From Loss to Learning
After we lost Ethan, I committed myself to learning everything I could about neuroinflammation, leaky gut, stress physiology, and food for mood. I became a student of functional nutrition, a clinician, and later immersed myself in the nutraceutical space—studying the science behind nutrient deficiencies, biochemical imbalances, and the systems that support mental resilience and overall wellness.
Through this work, one truth became clear: much of this suffering can be reduced—and in some cases prevented—when people have access to the right knowledge, support, community, and an approach that integrates mental wellness into everyday life.
Bridging the Gap in Mental Health Care
The Mind Garden works directly with overwhelmed midlife women and partners with mental health clinics and primary care providers through a referral-based model. We serve as a vital resource for practitioners who often don’t have the time or capacity to address the foundational lifestyle factors that impact mental health.
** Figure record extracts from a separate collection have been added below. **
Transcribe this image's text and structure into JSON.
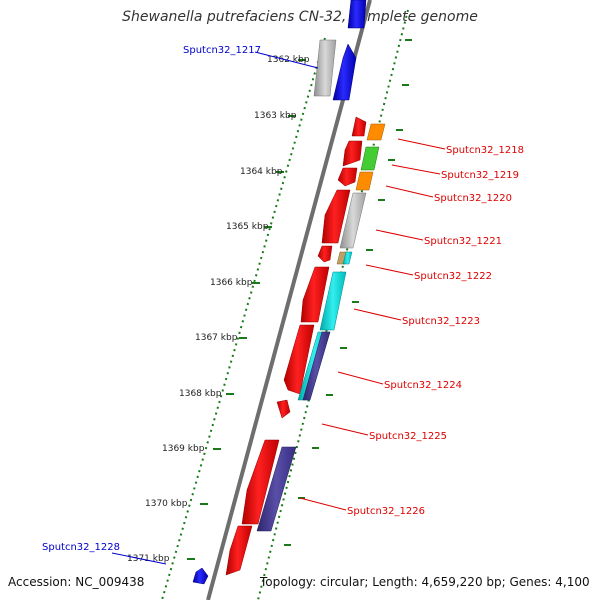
{
  "title": "Shewanella putrefaciens CN-32, complete genome",
  "accession": "Accession: NC_009438",
  "topology": "Topology: circular; Length: 4,659,220 bp; Genes: 4,100",
  "scale_labels": [
    "1362 kbp",
    "1363 kbp",
    "1364 kbp",
    "1365 kbp",
    "1366 kbp",
    "1367 kbp",
    "1368 kbp",
    "1369 kbp",
    "1370 kbp",
    "1371 kbp"
  ],
  "gene_labels": {
    "blue": [
      "Sputcn32_1217",
      "Sputcn32_1228"
    ],
    "red": [
      "Sputcn32_1218",
      "Sputcn32_1219",
      "Sputcn32_1220",
      "Sputcn32_1221",
      "Sputcn32_1222",
      "Sputcn32_1223",
      "Sputcn32_1224",
      "Sputcn32_1225",
      "Sputcn32_1226"
    ]
  },
  "colors": {
    "forward_strand": "#0000ee",
    "reverse_strand": "#ee0000",
    "backbone": "#777777",
    "tick": "#1a7a1a",
    "orange": "#ff8c00",
    "green": "#44cc33",
    "cyan": "#22cccc",
    "purple": "#4a3f8f",
    "gray": "#b8b8b8"
  }
}
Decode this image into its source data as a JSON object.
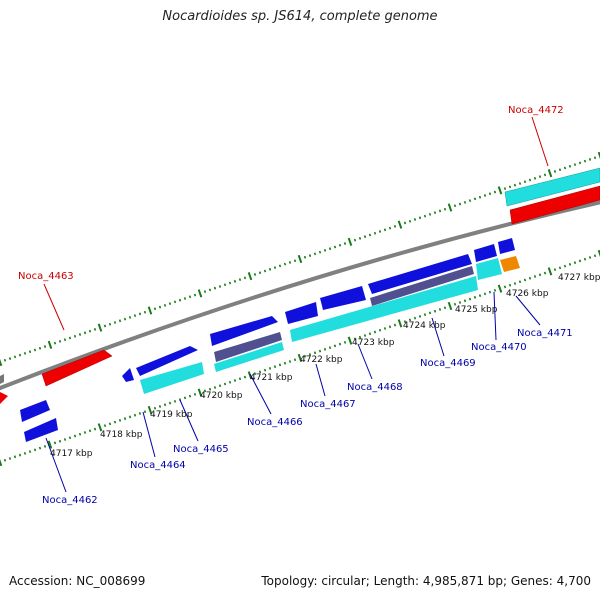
{
  "title": "Nocardioides sp. JS614, complete genome",
  "footer": {
    "accession": "Accession: NC_008699",
    "summary": "Topology: circular; Length: 4,985,871 bp; Genes: 4,700"
  },
  "colors": {
    "backbone": "#808080",
    "tick_green": "#1a7a1a",
    "gene_blue": "#1010dd",
    "gene_cyan": "#22dddd",
    "gene_red": "#ee0000",
    "gene_slate": "#505090",
    "gene_orange": "#ee8800",
    "label_red": "#cc0000",
    "label_blue": "#0000aa"
  },
  "scale_labels": [
    "4717 kbp",
    "4718 kbp",
    "4719 kbp",
    "4720 kbp",
    "4721 kbp",
    "4722 kbp",
    "4723 kbp",
    "4724 kbp",
    "4725 kbp",
    "4726 kbp",
    "4727 kbp"
  ],
  "gene_labels": [
    {
      "text": "Noca_4472",
      "color": "red"
    },
    {
      "text": "Noca_4463",
      "color": "red"
    },
    {
      "text": "Noca_4462",
      "color": "blue"
    },
    {
      "text": "Noca_4464",
      "color": "blue"
    },
    {
      "text": "Noca_4465",
      "color": "blue"
    },
    {
      "text": "Noca_4466",
      "color": "blue"
    },
    {
      "text": "Noca_4467",
      "color": "blue"
    },
    {
      "text": "Noca_4468",
      "color": "blue"
    },
    {
      "text": "Noca_4469",
      "color": "blue"
    },
    {
      "text": "Noca_4470",
      "color": "blue"
    },
    {
      "text": "Noca_4471",
      "color": "blue"
    }
  ]
}
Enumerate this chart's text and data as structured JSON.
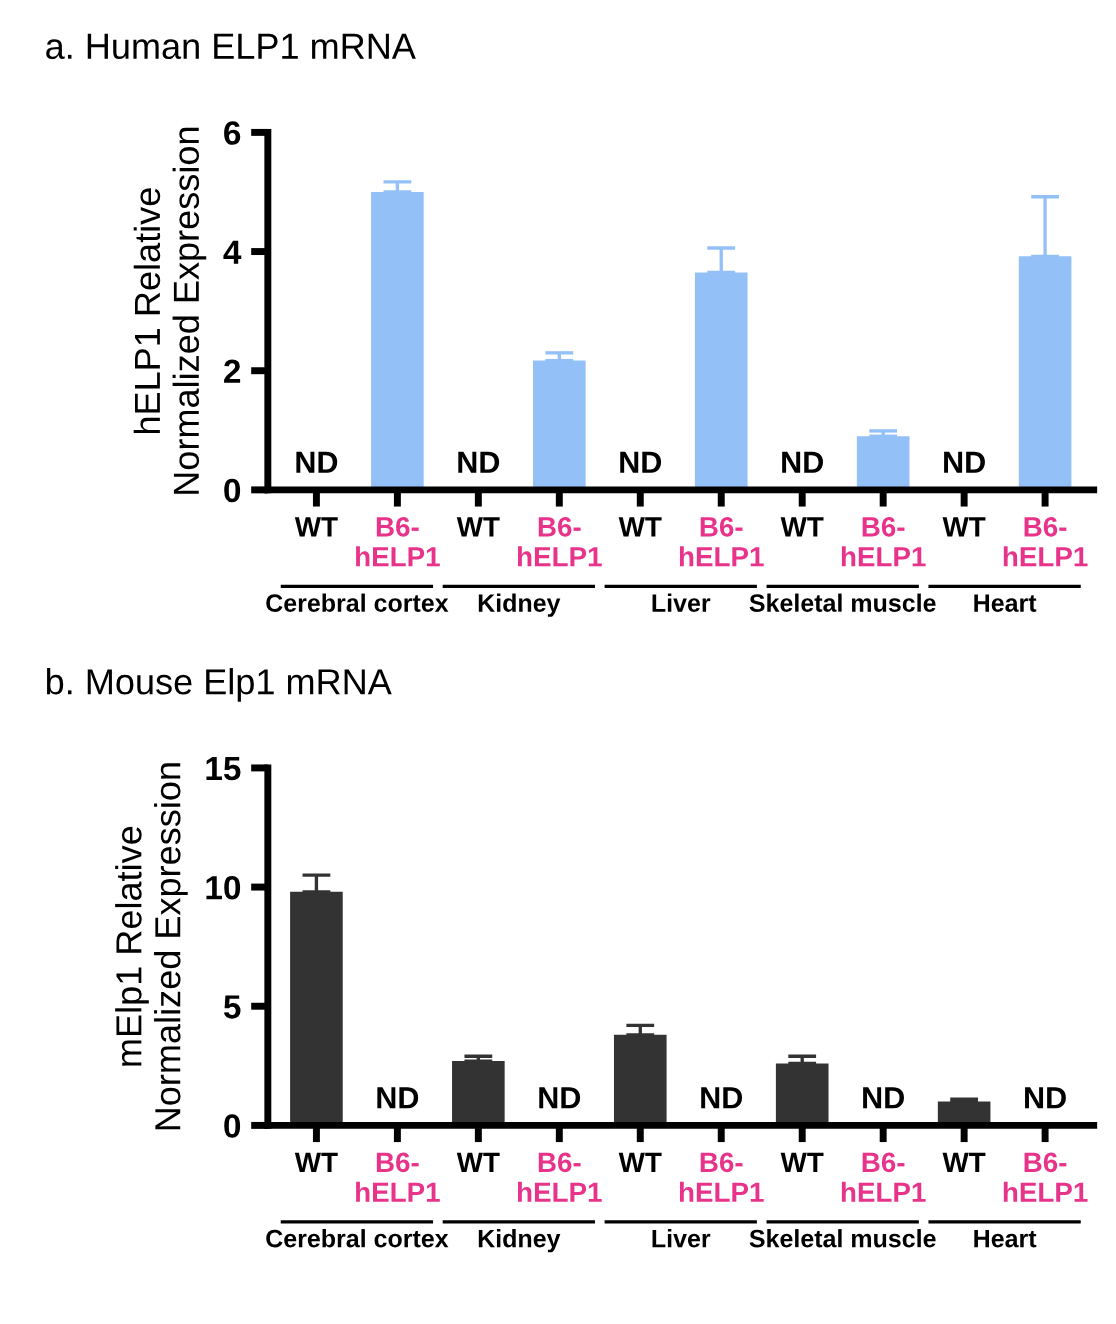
{
  "chart_data": [
    {
      "type": "bar",
      "title": "a. Human ELP1 mRNA",
      "ylabel": "hELP1 Relative\nNormalized Expression",
      "categories": [
        "WT",
        "B6-\nhELP1",
        "WT",
        "B6-\nhELP1",
        "WT",
        "B6-\nhELP1",
        "WT",
        "B6-\nhELP1",
        "WT",
        "B6-\nhELP1"
      ],
      "values": [
        null,
        5.0,
        null,
        2.17,
        null,
        3.65,
        null,
        0.9,
        null,
        3.92
      ],
      "errors": [
        null,
        [
          5.0,
          5.17
        ],
        null,
        [
          2.17,
          2.3
        ],
        null,
        [
          3.65,
          4.06
        ],
        null,
        [
          0.9,
          0.99
        ],
        null,
        [
          3.92,
          4.92
        ]
      ],
      "value_labels": [
        "ND",
        null,
        "ND",
        null,
        "ND",
        null,
        "ND",
        null,
        "ND",
        null
      ],
      "color": "#94c0f8",
      "ylim": [
        0,
        6
      ],
      "yticks": [
        0,
        2,
        4,
        6
      ],
      "grid": false,
      "annotations": [
        "Cerebral cortex",
        "Kidney",
        "Liver",
        "Skeletal muscle",
        "Heart"
      ]
    },
    {
      "type": "bar",
      "title": "b. Mouse Elp1 mRNA",
      "ylabel": "mElp1 Relative\nNormalized Expression",
      "categories": [
        "WT",
        "B6-\nhELP1",
        "WT",
        "B6-\nhELP1",
        "WT",
        "B6-\nhELP1",
        "WT",
        "B6-\nhELP1",
        "WT",
        "B6-\nhELP1"
      ],
      "values": [
        9.8,
        null,
        2.7,
        null,
        3.8,
        null,
        2.6,
        null,
        1.0,
        null
      ],
      "errors": [
        [
          9.8,
          10.5
        ],
        null,
        [
          2.7,
          2.9
        ],
        null,
        [
          3.8,
          4.2
        ],
        null,
        [
          2.6,
          2.9
        ],
        null,
        [
          1.0,
          1.1
        ],
        null
      ],
      "value_labels": [
        null,
        "ND",
        null,
        "ND",
        null,
        "ND",
        null,
        "ND",
        null,
        "ND"
      ],
      "color": "#333333",
      "ylim": [
        0,
        15
      ],
      "yticks": [
        0,
        5,
        10,
        15
      ],
      "grid": false,
      "annotations": [
        "Cerebral cortex",
        "Kidney",
        "Liver",
        "Skeletal muscle",
        "Heart"
      ]
    }
  ]
}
We bridge the gap between traditional mental health care and functional nutrient therapy, lifestyle modalities, and daily wellness support—ensuring our clients have not only tools and education, but also consistency, accountability, and community.
A New Model for Mental Wellness
The Mind Garden is more than therapy—it’s a system of learning, support, and empowerment.
The 8 Roots of Mental Wellness are grounded in evidence-based research and systems biology. Our work is deeply informed by functional medicine, nutritional neuroscience, and emerging science on the gut–brain axis, epigenetics, and the human microbiome.
We place special emphasis on how gut health, nutrient and mineral status, inflammation, and stress biology influence gene expression and brain chemistry—shaping mood, resilience, and long-term mental health. By addressing these foundations, we support the body’s innate ability to regulate, adapt, and heal.
This is not a one-size-fits-all approach. It is personalized, science-rooted care that honors both biology and lived experience.
Our virtual-first approach allows us to support more people than a single-location clinic ever could—offering accessibility, flexibility, and ongoing education at a cost that makes sense.
Why Now? Because We Have Hope.
It has been nearly a decade since we lost Ethan to depression, and each year, stress, anxiety, and mental health challenges continue to rise. If we don’t build solutions that truly work, more families will experience loss, and more people will suffer in silence.
Today, research confirms that functional support—through targeted nutrient therapy, mineral balancing, detoxification pathways, lifestyle shifts, and stress-regulating practices—is increasingly recognized as part of an integrative approach to mental wellness.